I had a chance to try actual Sloe Gin recently and it’s really neat stuff. It’s not really ginny per se, at least as far as a martini is concerned. Sloes, which look like blueberries, apparently taste like plums.
The recipe is 750ml of gin, then a “bin of sloes”, then a “wine glass of sugar”.
If you’re saying “POST THE REAL RECIPE”, the point is there is no real recipe. Apparently the gin sits on this stuff for three months, and you’re supposed to turn it (as in, literally turn the bottle 360 degrees over it’s head) daily. Then at the end of three months the chemical process happens and it’s ready to decant and drink. After discussing the specifics, the “bin” is one carton of fruit (like a blueberry bin) and the “wine glass” is a standard 300ml or so wine glass. The sugar is what gets the flavor out of the berries, which also provide the water content. Since the gin is pretty high proof stuff, instead of infusing the berries with alcohol the sugar draws the water (and the flavor) out. Apparently there’s supposed to also be cinnamon or almond flavors in there, but to me it tasted like plums and a bit of a gin aftertaste.

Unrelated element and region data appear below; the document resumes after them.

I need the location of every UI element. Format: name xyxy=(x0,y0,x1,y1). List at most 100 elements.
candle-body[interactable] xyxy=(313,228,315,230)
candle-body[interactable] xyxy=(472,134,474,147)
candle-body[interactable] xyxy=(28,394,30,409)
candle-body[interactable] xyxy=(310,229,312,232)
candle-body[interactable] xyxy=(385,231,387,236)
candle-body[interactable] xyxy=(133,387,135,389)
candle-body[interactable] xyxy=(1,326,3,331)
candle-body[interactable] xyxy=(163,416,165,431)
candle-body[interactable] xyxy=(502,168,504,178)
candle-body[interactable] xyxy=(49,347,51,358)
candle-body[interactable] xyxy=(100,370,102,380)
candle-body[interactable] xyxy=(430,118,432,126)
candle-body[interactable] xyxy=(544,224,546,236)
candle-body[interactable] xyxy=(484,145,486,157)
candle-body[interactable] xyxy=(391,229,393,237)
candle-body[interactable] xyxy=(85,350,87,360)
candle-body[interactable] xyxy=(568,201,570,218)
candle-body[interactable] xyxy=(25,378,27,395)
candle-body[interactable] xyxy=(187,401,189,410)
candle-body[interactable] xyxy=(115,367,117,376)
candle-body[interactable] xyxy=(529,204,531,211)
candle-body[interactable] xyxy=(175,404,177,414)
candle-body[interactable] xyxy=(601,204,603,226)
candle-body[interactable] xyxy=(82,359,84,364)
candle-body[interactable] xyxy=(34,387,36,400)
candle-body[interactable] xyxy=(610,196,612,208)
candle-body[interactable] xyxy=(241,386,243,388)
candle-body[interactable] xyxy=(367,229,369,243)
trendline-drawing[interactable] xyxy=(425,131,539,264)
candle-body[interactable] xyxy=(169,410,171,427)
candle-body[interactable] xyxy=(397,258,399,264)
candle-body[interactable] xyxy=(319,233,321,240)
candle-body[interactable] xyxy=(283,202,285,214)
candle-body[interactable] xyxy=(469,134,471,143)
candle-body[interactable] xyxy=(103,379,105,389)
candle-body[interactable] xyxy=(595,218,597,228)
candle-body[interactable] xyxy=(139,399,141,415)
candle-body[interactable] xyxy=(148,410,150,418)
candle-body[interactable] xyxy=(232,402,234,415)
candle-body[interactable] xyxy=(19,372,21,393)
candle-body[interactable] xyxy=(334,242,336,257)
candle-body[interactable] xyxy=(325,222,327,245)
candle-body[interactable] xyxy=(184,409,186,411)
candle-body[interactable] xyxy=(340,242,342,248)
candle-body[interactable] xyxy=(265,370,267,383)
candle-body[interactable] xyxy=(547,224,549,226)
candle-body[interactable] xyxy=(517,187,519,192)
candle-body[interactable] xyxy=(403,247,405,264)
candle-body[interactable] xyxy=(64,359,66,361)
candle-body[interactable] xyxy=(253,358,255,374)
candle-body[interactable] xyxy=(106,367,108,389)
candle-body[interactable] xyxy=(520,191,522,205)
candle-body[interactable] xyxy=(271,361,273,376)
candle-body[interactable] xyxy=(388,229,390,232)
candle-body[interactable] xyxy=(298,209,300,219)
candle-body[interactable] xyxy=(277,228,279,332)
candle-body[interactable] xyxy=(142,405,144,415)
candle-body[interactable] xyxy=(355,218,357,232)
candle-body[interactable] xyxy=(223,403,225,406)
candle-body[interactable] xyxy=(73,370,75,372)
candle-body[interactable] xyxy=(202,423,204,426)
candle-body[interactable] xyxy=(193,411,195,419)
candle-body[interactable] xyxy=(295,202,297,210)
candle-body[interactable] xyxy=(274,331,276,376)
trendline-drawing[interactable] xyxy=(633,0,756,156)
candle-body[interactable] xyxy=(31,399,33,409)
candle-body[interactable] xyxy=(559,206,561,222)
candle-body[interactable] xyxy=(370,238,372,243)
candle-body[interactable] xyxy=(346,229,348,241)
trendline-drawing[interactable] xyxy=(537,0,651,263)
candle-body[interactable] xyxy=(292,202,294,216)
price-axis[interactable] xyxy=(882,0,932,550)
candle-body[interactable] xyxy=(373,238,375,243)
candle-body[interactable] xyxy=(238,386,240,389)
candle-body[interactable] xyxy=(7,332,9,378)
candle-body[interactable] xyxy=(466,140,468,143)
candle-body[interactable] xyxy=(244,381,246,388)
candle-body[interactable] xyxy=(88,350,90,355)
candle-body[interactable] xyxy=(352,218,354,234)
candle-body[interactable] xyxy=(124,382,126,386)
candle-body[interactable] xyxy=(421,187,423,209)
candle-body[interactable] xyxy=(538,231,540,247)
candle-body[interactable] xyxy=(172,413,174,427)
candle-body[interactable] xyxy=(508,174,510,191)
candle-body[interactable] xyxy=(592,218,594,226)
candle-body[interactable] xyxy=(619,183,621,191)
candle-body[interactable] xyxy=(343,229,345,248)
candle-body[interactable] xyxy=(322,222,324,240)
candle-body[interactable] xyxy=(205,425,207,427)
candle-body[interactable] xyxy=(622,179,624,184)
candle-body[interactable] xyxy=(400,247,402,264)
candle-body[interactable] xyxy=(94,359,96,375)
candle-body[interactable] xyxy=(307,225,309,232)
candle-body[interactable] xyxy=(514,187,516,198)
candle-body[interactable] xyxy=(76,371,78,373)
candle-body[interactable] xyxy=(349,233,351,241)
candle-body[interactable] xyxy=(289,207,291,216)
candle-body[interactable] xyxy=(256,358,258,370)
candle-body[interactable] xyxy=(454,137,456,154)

That being said, I figured out I can use the same process on plums or berries and get the same effect. Also freezing the berries (old brewing trick) will make sure they’re beat up enough to release their juices. Done right and I’ll have berry gin by christmas. Apparently you can also age it for up to a year, but my gut says that with the alcohol in the gin, any further chemical reaction wouldn’t produce anything interesting. The sugar is stable and nothing is going to convert the sugar or berries into anything interesting due to the fact that the alcohol is going to infuse into them and sterelize the jug.
If I could get actual sloe berries (blackthorn berries), the gin is supposed to be made with a twig of the bush used to prick the berries sitting in the gin also. This is likely where the cinnamon/almond flavor is supposed to come from. Noted, but I think I’ll stick to freezing a box of blueberries and simply putting them into the gin to age along with that sugar.